Falta dinheiro para o pezinho
Erika Klingl
Da Equipe do Correio
O repasse de recursos do Sistema Único de Saúde (SUS) para os centros responsáveis pela realização do teste do pezinho está atrasado há quatro meses. Desde agosto, as faturas não são pagas pelo Ministério da Saúde. De acordo com José Alcides Marton, presidente da União Brasileira dos Serviços de Referência em Triagem Neonatal (Unisert), a descontinuidade de repasse de verbas coloca em risco a realização do teste.
”O exame depende de material, mas também de pessoal nos laboratórios e ambulatórios. Estamos sem dinheiro para pagar salários e contas de fim de mês, como o décimo-terceiro salário”, diz Marton. ”Como a maioria dos centros são entidades filantrópicas, não temos nem como recorrer a empréstimos bancários.”
Por conta
Desde agosto, os pontos públicos que realizam o exame estão gastando por conta da expectativa de depósito dos recursos. A dívida da União chegaria a R$ 15,2 milhões, segundo estimativas da Unisert. O teste do pezinho é custeado pelo SUS desde 1991. Atualmente, existem 33 centros credenciados pelo
Ministério da Saúde para fazer o teste.
Em onze estados, o responsável pelo exame é a Associação de Pais e Amigos dos Excepcionais (Apae). Como em Goiás e no Espírito Santo, onde a situação é ainda mais grave porque a Apae não tem a quem recorrer. No Distrito Federal, onde o centro de referência fica no Hospital de Base, a Secretaria de Saúde paga a conta e cobra do governo. ”Assumimos os custos do atendimento e informamos os gastos ao Ministério”, afirma José Rubens Iglesias, diretor de Controle e Avaliação da Secretaria de Saúde do DF.
Alcance
A cada ano, cerca de 2,3 milhões de bebês fazem o teste do pezinho. O número equivale a 76% do total de nascimentos no país. Pelo exame, são detectados 2.400 casos de crianças com alguma doença. A mais comum é o hipotiroidismo congênito, um distúrbio causado pela produção insuficiente de hormônios da tireóide.
O problema é que esses hormônios são fundamentais para o adequado funcionamento do sistema nervoso. Sem eles, pode haver uma lesão grave e irreversível que resulta numa doença mental. ”Quando os pais e médicos descobrem cedo a má-formação da tireóide, podem dar o hormônio por via oral e impedir as conseqüências da doença”, explica Marton.
Por meio da assessoria de imprensa, o Ministério da Saúde reconheceu o atraso no repasse dos recursos e informou que trabalha para pagar parte das parcelas na próxima semana. Também haverá um esforço para que o dinheiro chegue mais rápido aos centros.
Para saber mais
Antes que seja tarde
O teste do pezinho, que deve ser feito quando a criança tem entre três e sete dias de vida, permite que os médicos antecipem o diagnóstico de doenças. Sem o procedimento, realizado a partir de um pequeno furo no calcanhar do bebê para a coleta de sangue, há o risco de determinadas enfermidades só serem descobertas anos depois, quando já seria tarde para um tratamento eficaz.
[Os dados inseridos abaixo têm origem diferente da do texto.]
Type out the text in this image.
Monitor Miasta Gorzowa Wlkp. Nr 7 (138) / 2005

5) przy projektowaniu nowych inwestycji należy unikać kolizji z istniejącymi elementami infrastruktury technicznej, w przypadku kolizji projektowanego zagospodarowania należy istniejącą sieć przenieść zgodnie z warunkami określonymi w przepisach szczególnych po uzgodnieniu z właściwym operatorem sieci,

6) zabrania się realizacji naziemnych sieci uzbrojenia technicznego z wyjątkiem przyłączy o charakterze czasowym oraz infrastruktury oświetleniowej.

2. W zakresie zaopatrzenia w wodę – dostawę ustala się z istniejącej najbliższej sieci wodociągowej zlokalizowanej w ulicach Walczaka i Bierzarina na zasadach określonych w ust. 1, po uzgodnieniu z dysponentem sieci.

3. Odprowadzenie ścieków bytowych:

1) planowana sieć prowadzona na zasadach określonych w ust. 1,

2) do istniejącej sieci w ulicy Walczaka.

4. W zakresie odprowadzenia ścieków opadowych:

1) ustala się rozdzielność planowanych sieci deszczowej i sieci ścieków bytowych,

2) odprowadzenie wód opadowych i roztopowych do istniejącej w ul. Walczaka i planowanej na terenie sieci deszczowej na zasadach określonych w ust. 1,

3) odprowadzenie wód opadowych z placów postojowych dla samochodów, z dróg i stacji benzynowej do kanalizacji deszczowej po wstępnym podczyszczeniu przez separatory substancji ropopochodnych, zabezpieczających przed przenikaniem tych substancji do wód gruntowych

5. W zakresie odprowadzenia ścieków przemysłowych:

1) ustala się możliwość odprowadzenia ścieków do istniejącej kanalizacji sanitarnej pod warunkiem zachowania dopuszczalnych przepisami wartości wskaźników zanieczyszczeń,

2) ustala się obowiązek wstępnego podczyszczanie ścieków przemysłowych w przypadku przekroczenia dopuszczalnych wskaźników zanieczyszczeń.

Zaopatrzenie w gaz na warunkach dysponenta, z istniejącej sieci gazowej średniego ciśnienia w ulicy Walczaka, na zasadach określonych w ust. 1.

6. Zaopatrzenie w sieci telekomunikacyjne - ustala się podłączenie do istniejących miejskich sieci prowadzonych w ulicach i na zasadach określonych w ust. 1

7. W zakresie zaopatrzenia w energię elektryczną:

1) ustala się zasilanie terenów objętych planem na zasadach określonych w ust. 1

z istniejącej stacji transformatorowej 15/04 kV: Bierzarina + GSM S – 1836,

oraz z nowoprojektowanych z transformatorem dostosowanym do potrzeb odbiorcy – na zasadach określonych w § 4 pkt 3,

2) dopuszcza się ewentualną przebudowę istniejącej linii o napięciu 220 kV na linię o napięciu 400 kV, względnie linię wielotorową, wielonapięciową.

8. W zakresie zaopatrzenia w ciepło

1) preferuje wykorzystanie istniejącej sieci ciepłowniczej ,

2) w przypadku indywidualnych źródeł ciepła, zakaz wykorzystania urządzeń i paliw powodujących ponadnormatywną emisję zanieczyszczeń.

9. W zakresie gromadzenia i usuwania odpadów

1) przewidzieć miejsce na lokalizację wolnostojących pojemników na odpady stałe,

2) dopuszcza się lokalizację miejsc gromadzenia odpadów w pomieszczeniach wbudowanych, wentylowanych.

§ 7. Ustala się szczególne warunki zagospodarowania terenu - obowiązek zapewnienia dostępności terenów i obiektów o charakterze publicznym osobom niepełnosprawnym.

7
A maioria das doenças é causada pela falta de alguma substância fundamental ao desenvolvimento sadio do bebê. No caso da fenilcetonúria, por exemplo, a criança deixa de produzir uma enzima que serve para digerir uma substância existente nas proteínas animais e que, em excesso, provoca lesões graves no sistema nervoso. Ao identificar cedo a doença, os médicos preparam uma dieta sem leite, carne e ovos, entre outros alimentos. A medida pode evitar que a criança desenvolva problemas mentais. Está na Constituição: todas as crianças brasileiras têm direito ao teste do pezinho.